Taxpayers with high gross receipts, reducing QREs, or those unable to substantiate the cumbersome record keeping requirements of the regular method should consider if the ASC is appropriate. For some taxpayers, one key benefit in electing the ASC is the removal of gross receipts from the equation if the gross receipts continue to reflect a rising revenue stream. The ASC also allows taxpayers to claim research credits if research costs remain the same, or even decline, when compared with prior years. Under the regular method, in general, a similar decrease in QREs can significantly limit or even eliminate the ability to claim the credit.

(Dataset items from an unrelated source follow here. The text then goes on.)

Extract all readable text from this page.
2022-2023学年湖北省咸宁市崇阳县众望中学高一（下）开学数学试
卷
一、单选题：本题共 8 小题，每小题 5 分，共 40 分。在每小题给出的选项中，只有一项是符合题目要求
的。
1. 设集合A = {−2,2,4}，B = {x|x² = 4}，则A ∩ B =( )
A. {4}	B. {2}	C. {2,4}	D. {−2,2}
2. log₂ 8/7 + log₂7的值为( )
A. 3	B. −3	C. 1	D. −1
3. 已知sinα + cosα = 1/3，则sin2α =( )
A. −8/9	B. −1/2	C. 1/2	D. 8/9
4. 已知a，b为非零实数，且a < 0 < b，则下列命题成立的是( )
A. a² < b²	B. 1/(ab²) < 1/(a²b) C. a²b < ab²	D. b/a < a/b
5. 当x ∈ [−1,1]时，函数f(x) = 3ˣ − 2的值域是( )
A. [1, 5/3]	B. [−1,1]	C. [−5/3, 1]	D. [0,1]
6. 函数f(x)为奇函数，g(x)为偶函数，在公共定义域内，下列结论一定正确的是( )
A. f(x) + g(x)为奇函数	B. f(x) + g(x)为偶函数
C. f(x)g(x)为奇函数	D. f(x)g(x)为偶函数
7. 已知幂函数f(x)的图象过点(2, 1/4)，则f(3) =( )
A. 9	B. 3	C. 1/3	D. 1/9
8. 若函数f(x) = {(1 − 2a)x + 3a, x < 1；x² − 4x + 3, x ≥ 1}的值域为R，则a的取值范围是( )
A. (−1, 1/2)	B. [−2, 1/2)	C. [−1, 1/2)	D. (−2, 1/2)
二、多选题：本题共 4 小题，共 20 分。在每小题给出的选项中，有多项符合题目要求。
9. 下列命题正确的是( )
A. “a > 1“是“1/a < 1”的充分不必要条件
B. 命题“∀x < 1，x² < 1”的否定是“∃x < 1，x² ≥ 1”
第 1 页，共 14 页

The regular method R&D credit rate is higher at 20%, however, due to the record keeping and income restrictions, the ASC method provides many taxpayers the opportunity to take advantage of credit benefits which did not previously exist prior to the introduction of this alternative method. A side by side comparison of the credit calculation under both methods is generally recommended, and should include an analysis of the increased compliance costs necessary to determine which method provides the greater benefit.

Further restrictions may apply should a taxpayer also consider utilizing a reduced credit. Under either method, taxpayers will be required to provide sufficient records substantiating the credit claimed.